Restrictions vestimentaires pour des raisons de contact avec la clientèle.

Lorsque les salariés sont susceptibles d’être en contact avec la clientèle de l’entreprise, l’employeur a la faculté de justifier en raison de nécessités professionnelles, de mettre en place des restrictions en matière vestimentaire. C’est ainsi que le port d’un uniforme ou d’un insigne, caractérisant l’appartenance à l’entreprise peut être imposé par l’employeur dès lors que celui-ci est en mesure de démontrer que cette exigence est liée, dans l’intérêt de la clientèle, à l’exercice de certaines fonctions. A titre d’exemple, un vendeur en magasin peut être contraint à porter une tenue permettant de caractériser sa fonction sur son lieu de travail.
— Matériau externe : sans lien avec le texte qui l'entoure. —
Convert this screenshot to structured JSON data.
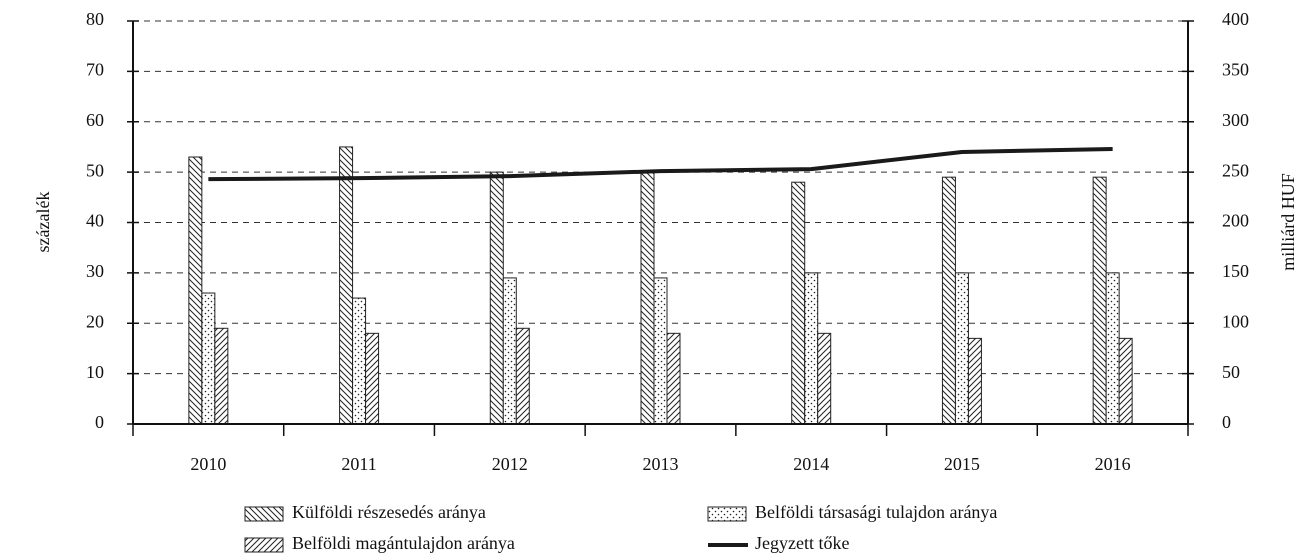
{
  "chart_data": {
    "type": "bar",
    "categories": [
      "2010",
      "2011",
      "2012",
      "2013",
      "2014",
      "2015",
      "2016"
    ],
    "series": [
      {
        "name": "Külföldi részesedés aránya",
        "color": "#222222",
        "pattern": "backslash",
        "values": [
          53,
          55,
          50,
          50,
          48,
          49,
          49
        ]
      },
      {
        "name": "Belföldi társasági tulajdon aránya",
        "color": "#222222",
        "pattern": "dots",
        "values": [
          26,
          25,
          29,
          29,
          30,
          30,
          30
        ]
      },
      {
        "name": "Belföldi magántulajdon aránya",
        "color": "#222222",
        "pattern": "slash",
        "values": [
          19,
          18,
          19,
          18,
          18,
          17,
          17
        ]
      },
      {
        "name": "Jegyzett tőke",
        "type": "line",
        "axis": "y2",
        "color": "#1a1a1a",
        "values": [
          243,
          244,
          246,
          251,
          253,
          270,
          273
        ]
      }
    ],
    "ylabel": "százalék",
    "y2label": "milliárd HUF",
    "ylim": [
      0,
      80
    ],
    "yticks": [
      0,
      10,
      20,
      30,
      40,
      50,
      60,
      70,
      80
    ],
    "y2lim": [
      0,
      400
    ],
    "y2ticks": [
      0,
      50,
      100,
      150,
      200,
      250,
      300,
      350,
      400
    ],
    "grid": true
  }
}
De la même manière, le port d’un uniforme peut être imposé dans un grand hôtel aux personnes en lien avec la clientèle.

La problématique se complexifie lorsque l’employeur n’impose pas le port d’une tenue particulière, mais compte exiger le port d’une tenue « correcte » aux salariés (notion plutôt subjective) qui sont en contact avec la clientèle. En effet, à défaut d’un uniforme particulier fourni par l’employeur, la question de la liberté de se vêtir reprend toute sa vigueur. Pour autant, au regard des différentes positions adoptées par les tribunaux, il est possible de dégager une certaine tendance. A notre sens, un employeur peut interdire à un salarié en contact avec la clientèle de se présenter au travail en survêtement. De la même manière, un employeur peut imposer le port le pantalon, au lieu d’un bermuda, sous leur blouse de travail.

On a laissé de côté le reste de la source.